Taken together, two potential plasma protein biomarker candidates may be further evaluated based on this study: first NT5E, which is of great interest for pancreatic cancer as elevated expression has been connected to a poor prognosis of patients, and second MAEA, which might be involved in cell proliferation and thereby linked to aggressive tumor biology.

The here presented work certainly allows only limited conclusions given the rather small sample size. Additionally, patient selection was not controlled for by balancing pathological examination results, thus differences in histological staging may have introduced selection bias. Next, the primary exploratory proteome analysis was performed only once, which might have resulted in a high rate of marker drop-out. And last, protein expression in organoids may be altered by the required specific culture conditions and by the lack of interaction with microenvironmental cell-types and cues. Thus, further confirmation in a larger cohort of patients and probably the generation and validation of a biomarker panel are required.
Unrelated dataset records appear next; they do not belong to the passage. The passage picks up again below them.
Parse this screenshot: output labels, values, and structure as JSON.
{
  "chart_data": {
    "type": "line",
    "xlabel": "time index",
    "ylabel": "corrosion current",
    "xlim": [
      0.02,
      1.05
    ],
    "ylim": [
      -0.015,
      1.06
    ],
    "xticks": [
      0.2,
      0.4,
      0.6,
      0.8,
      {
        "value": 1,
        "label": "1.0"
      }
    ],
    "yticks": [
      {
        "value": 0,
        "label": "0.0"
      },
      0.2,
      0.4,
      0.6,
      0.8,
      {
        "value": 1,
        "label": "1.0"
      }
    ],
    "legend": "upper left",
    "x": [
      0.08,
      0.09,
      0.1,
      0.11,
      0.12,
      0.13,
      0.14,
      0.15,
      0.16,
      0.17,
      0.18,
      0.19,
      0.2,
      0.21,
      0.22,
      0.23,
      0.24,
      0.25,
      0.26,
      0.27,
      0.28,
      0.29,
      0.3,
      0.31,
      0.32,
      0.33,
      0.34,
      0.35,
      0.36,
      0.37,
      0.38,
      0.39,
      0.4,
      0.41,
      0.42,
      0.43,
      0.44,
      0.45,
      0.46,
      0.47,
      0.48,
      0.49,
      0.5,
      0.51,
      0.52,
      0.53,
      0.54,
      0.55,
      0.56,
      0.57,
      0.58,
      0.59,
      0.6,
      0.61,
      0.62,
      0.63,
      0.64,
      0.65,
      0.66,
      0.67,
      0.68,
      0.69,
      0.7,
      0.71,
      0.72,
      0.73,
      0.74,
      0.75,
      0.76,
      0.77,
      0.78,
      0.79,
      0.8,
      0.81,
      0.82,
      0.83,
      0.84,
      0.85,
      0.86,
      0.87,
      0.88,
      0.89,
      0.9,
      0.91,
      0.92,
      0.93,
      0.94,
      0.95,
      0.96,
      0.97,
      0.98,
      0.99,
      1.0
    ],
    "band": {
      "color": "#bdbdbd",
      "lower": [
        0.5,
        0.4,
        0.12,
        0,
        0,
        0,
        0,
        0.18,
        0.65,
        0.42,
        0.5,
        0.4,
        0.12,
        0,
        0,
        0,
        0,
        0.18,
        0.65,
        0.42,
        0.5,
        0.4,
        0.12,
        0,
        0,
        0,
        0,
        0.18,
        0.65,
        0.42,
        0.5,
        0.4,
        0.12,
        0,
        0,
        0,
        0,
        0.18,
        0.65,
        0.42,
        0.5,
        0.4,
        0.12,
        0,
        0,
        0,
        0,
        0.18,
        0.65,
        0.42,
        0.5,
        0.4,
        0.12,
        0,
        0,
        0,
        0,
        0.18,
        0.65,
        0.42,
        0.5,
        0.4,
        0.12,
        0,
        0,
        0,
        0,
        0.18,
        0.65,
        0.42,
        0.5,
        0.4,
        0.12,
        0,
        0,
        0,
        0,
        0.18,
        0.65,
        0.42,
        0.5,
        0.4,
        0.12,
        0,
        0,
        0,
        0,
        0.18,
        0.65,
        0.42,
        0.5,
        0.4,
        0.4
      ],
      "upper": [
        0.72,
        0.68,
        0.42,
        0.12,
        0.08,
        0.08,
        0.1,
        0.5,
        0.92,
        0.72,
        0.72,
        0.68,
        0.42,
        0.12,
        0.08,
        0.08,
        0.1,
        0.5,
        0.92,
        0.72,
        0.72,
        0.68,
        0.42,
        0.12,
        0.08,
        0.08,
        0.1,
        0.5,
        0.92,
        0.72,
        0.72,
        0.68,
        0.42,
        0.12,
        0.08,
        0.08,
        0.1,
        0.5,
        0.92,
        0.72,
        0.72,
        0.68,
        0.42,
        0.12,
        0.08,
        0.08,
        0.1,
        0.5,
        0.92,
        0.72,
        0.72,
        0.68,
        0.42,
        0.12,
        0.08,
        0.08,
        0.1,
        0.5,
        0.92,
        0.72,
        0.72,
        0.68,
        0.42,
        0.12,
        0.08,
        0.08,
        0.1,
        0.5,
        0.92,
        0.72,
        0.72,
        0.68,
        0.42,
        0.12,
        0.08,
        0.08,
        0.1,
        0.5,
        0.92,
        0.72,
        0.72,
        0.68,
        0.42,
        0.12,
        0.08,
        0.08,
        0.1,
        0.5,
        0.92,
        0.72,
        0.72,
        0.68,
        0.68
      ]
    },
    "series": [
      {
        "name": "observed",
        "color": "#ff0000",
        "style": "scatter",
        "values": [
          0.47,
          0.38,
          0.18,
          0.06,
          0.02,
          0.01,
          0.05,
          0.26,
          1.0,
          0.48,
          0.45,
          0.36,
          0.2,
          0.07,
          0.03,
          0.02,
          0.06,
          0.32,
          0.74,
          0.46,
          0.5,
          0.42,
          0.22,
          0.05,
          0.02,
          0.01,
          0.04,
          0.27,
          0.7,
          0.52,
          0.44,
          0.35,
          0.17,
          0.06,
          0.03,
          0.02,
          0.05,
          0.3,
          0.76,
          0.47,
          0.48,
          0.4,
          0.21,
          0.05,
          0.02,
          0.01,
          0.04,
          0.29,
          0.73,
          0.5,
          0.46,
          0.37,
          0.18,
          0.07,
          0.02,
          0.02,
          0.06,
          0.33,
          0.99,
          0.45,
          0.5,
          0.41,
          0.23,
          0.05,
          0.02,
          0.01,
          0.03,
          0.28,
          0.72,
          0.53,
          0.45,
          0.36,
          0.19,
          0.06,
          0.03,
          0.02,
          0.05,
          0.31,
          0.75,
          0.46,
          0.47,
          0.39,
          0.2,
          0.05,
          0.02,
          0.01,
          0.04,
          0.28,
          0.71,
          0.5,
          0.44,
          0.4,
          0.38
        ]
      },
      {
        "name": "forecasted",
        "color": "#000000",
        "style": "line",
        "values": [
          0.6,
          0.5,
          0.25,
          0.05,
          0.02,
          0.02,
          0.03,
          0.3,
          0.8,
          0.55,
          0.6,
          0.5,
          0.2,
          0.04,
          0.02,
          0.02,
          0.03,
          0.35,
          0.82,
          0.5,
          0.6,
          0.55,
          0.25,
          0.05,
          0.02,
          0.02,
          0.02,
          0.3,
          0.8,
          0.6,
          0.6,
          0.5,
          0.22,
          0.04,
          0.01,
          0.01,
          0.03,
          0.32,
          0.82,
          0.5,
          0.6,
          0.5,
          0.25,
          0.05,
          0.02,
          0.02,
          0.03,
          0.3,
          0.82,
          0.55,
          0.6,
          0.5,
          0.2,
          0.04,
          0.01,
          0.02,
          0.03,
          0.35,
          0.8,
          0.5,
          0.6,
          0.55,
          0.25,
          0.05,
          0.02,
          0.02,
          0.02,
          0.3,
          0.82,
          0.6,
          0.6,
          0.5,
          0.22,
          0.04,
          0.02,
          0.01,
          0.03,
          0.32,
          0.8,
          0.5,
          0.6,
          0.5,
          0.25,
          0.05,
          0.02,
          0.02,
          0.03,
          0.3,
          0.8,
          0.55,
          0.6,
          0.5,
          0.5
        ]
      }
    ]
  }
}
Yet, our data demonstrate—in a hypothesis generating approach—that identification of preoperative plasma protein biomarkers with potential to predict early recurrence after PDAC resections may be feasible. Preoperative projection of late or early recurrence based on a simple blood draw would help to better stratify up-front resectable PDAC patients for neoadjuvant chemotherapy in an individualized approach.